Consider his plea this week for Congress to pass “free trade” agreements with South Korea, Panama and Colombia, pacts negotiated by the Bush administration to further American business in those countries, without a comparable return. That’s the problem with these so-called “free trade” agreements: We’re sacrificing jobs and our own communities’ well-being for stock dividends and a wealth dump on the very rich, the multinational corporate brokers of these deals.
Most heinous is Colombia, where a marauding class of government-protected (some say “sponsored”) thugs intimidates and kills those who challenge the ruling oligopoly of wealth and privilege, mostly anointed in the drug trade. Some 4,000 trade unionists have died over the past 20 years, nearly 100 a year over the past three years. Many who stand up for their rights are mowed down, and every presidential candidate is complicit.

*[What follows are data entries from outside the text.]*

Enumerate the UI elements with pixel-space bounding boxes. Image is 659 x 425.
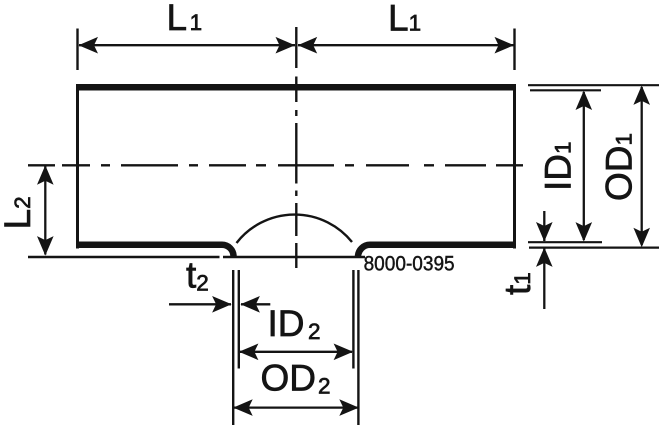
svg-text:8000-0395: 8000-0395: [364, 252, 455, 275]
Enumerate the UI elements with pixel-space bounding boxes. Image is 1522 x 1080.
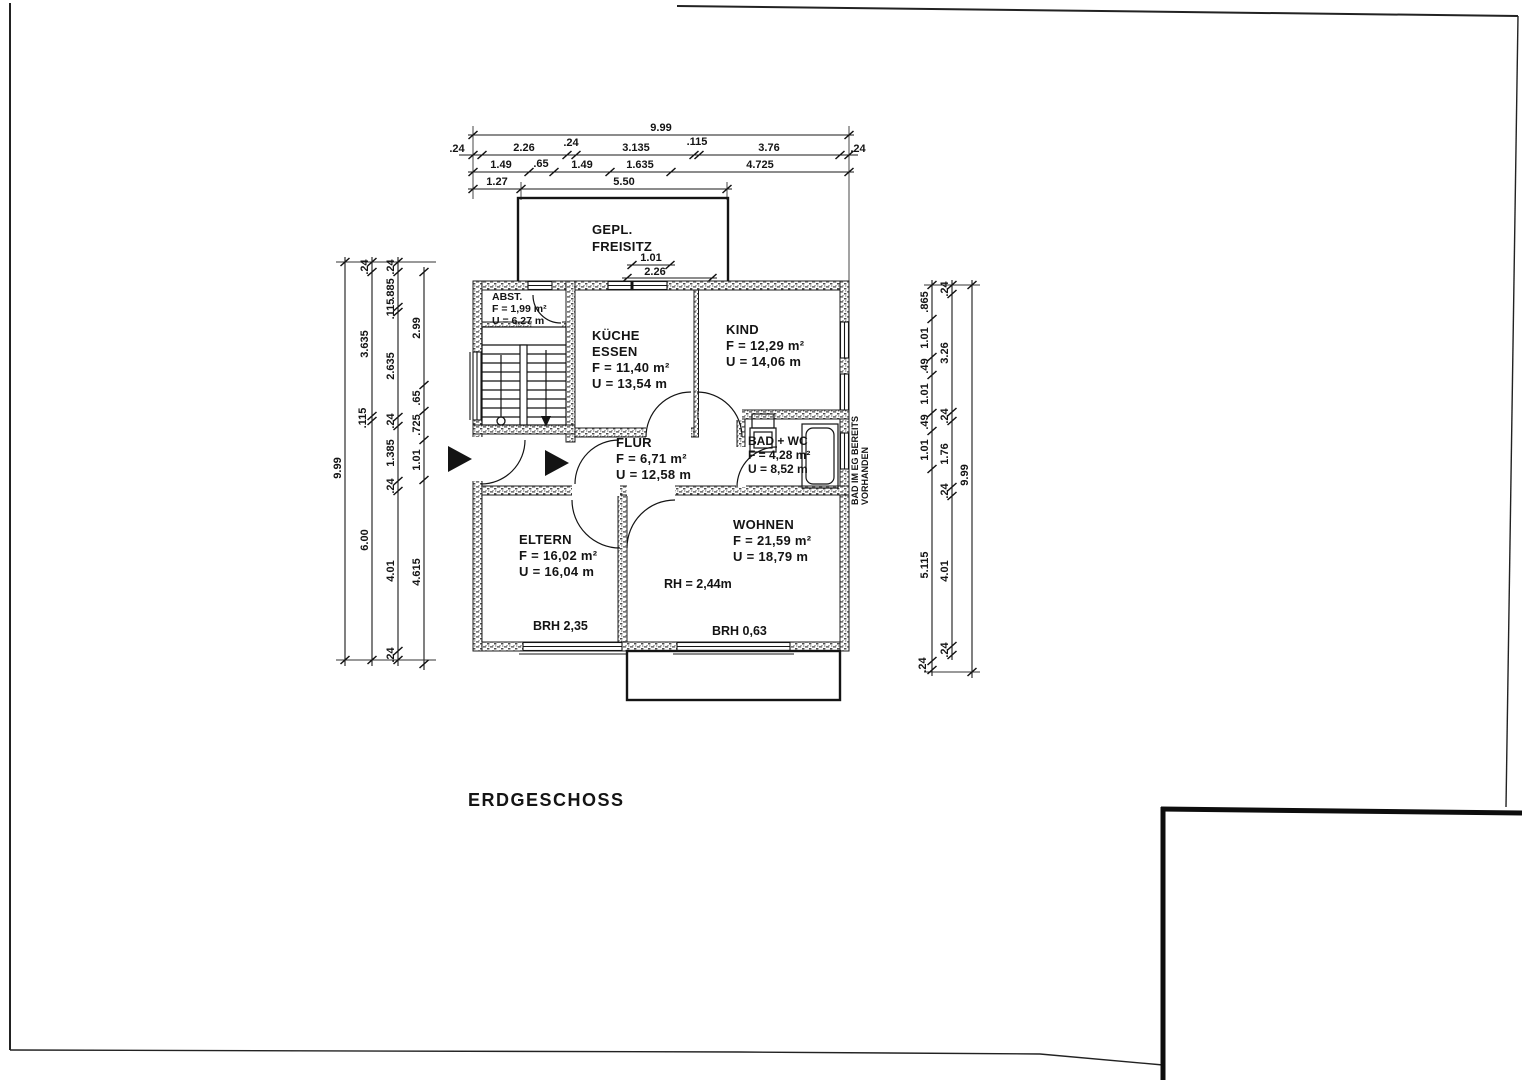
room-perimeter: U = 13,54 m (592, 376, 667, 391)
dim-label: .24 (917, 656, 929, 672)
dim-label: 1.01 (919, 439, 931, 460)
dim-label: 1.01 (411, 449, 423, 470)
dim-label: .24 (359, 258, 371, 274)
dim-label: 9.99 (332, 457, 344, 478)
right-dimension-chain: .865 1.01 .49 1.01 .49 1.01 5.115 .24 .2… (917, 280, 980, 678)
sill-height-wohnen: BRH 0,63 (712, 624, 767, 638)
dim-label: 4.615 (411, 558, 423, 586)
note-line1: BAD IM EG BEREITS (850, 416, 860, 505)
room-perimeter: U = 16,04 m (519, 564, 594, 579)
room-area: F = 6,71 m² (616, 451, 687, 466)
dim-label: .49 (919, 414, 931, 429)
dim-label: 1.01 (919, 383, 931, 404)
room-label-bad: BAD + WC F = 4,28 m² U = 8,52 m (748, 434, 810, 476)
dim-label: .24 (850, 143, 866, 155)
dim-label: 4.725 (746, 159, 774, 171)
dim-label: .24 (449, 143, 465, 155)
dim-label: 3.26 (939, 342, 951, 363)
dim-label: 2.26 (513, 142, 534, 154)
room-name: FLUR (616, 435, 652, 450)
vertical-note: BAD IM EG BEREITS VORHANDEN (850, 416, 870, 505)
dim-label: 1.01 (640, 252, 661, 264)
room-name: ESSEN (592, 344, 638, 359)
room-area: F = 1,99 m² (492, 303, 547, 315)
note-line2: VORHANDEN (860, 447, 870, 505)
dim-label: 5.50 (613, 176, 634, 188)
dim-label: .24 (385, 646, 397, 662)
dim-label: .24 (385, 477, 397, 493)
dim-label: 5.115 (919, 552, 931, 579)
dim-label: .24 (939, 280, 951, 296)
freisitz-label-line1: GEPL. (592, 222, 633, 237)
room-label-kueche: KÜCHE ESSEN F = 11,40 m² U = 13,54 m (592, 328, 670, 391)
entrance-arrow-icon (448, 446, 472, 472)
dim-label: .24 (939, 641, 951, 657)
scanned-floor-plan-page: 9.99 .24 2.26 .24 3.135 .115 3.76 .24 1.… (0, 0, 1522, 1080)
dim-label: .24 (385, 412, 397, 428)
dim-label: .24 (385, 258, 397, 274)
dimension-ticks-top (469, 131, 854, 193)
dim-label: 3.635 (359, 330, 371, 358)
drawing-title: ERDGESCHOSS (468, 790, 625, 810)
room-area: F = 4,28 m² (748, 448, 810, 462)
terrace-outline (627, 651, 840, 700)
room-perimeter: U = 18,79 m (733, 549, 808, 564)
room-label-kind: KIND F = 12,29 m² U = 14,06 m (726, 322, 805, 369)
dim-label: .24 (939, 482, 951, 498)
dim-label: 9.99 (650, 122, 671, 134)
dim-label: .24 (939, 407, 951, 423)
room-height-annotation: RH = 2,44m (664, 577, 732, 591)
dim-label: .115 (687, 136, 708, 148)
room-area: F = 11,40 m² (592, 360, 670, 375)
room-name: WOHNEN (733, 517, 794, 532)
room-perimeter: U = 12,58 m (616, 467, 691, 482)
dim-label: 2.635 (385, 352, 397, 380)
dim-label: .49 (919, 358, 931, 373)
room-name: BAD + WC (748, 434, 808, 448)
title-block (1161, 807, 1522, 1080)
dim-label: .65 (533, 158, 548, 170)
dim-label: .115 (357, 408, 369, 429)
dim-label: 3.76 (758, 142, 779, 154)
dim-label: 4.01 (939, 560, 951, 581)
room-label-flur: FLUR F = 6,71 m² U = 12,58 m (616, 435, 691, 482)
dim-label: .65 (411, 390, 423, 405)
room-name: KÜCHE (592, 328, 640, 343)
sill-height-eltern: BRH 2,35 (533, 619, 588, 633)
dim-label: 1.01 (919, 327, 931, 348)
entrance-arrows (448, 446, 569, 476)
freisitz-terrace: GEPL. FREISITZ 1.01 2.26 (518, 198, 728, 282)
room-name: ELTERN (519, 532, 572, 547)
room-area: F = 16,02 m² (519, 548, 598, 563)
dim-label: .725 (411, 414, 423, 435)
staircase-icon (482, 327, 566, 427)
room-perimeter: U = 8,52 m (748, 462, 808, 476)
dim-label: 2.26 (644, 266, 665, 278)
dim-label: 1.385 (385, 439, 397, 467)
room-label-eltern: ELTERN F = 16,02 m² U = 16,04 m (519, 532, 598, 579)
room-area: F = 21,59 m² (733, 533, 812, 548)
dim-label: .115 (385, 299, 397, 320)
left-dimension-chain: 9.99 .24 3.635 .115 6.00 .24 .885 .115 2… (332, 257, 436, 670)
room-label-abst: ABST. F = 1,99 m² U = 6,27 m (492, 291, 547, 327)
dim-label: 1.49 (571, 159, 592, 171)
room-label-wohnen: WOHNEN F = 21,59 m² U = 18,79 m (733, 517, 812, 564)
dim-label: 3.135 (622, 142, 650, 154)
dim-label: .865 (919, 291, 931, 312)
room-area: F = 12,29 m² (726, 338, 805, 353)
room-name: ABST. (492, 291, 522, 303)
entrance-arrow-icon (545, 450, 569, 476)
room-perimeter: U = 14,06 m (726, 354, 801, 369)
dim-label: 1.635 (626, 159, 654, 171)
dim-label: .885 (385, 278, 397, 299)
room-name: KIND (726, 322, 759, 337)
dim-label: 4.01 (385, 560, 397, 581)
dim-label: 1.27 (486, 176, 507, 188)
dim-label: 1.76 (939, 443, 951, 464)
dim-label: 1.49 (490, 159, 511, 171)
room-perimeter: U = 6,27 m (492, 315, 544, 327)
dim-label: .24 (563, 137, 579, 149)
dim-label: 2.99 (411, 317, 423, 338)
dim-label: 6.00 (359, 529, 371, 550)
dim-label: 9.99 (959, 464, 971, 485)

Yes, organized labor is unanimously opposed to these trade deals, where good jobs are on the line, and they are on the line in every sector. But even more important for the Obama administration to consider is the consensus among working families everywhere – union and nonunion alike – that they are being sold down the river in these not-free trade deals.
That’s a lesson that was totally lost on Bill Clinton in the early years of his first term, when he railroaded the North American Free Trade Agreement through Congress, twisting Democratic arms all along the way. If you look at the polling – who showed up to vote and who didn’t – NAFTA was the single-biggest reason for the Republican sweep of Congress, in which Newt Gingrich got to proclaim the primacy of his “Contract On America.”
AFL-CIO President Richard Trumka invoked that crippling Democratic loss, after two years of a Clinton triumph, warning in a speech at the National Press Club in January that the Obama administration risked alienating the very people it needs to win this November, and in November 2012.
We need to renegotiate these trade agreements to ensure they are mutually beneficial, and not just open doors for U.S.-based multinationals to plunder other lands at the expense of our own economy.
What’s good for Exxon Mobil and General Electric is not necessarily good for America.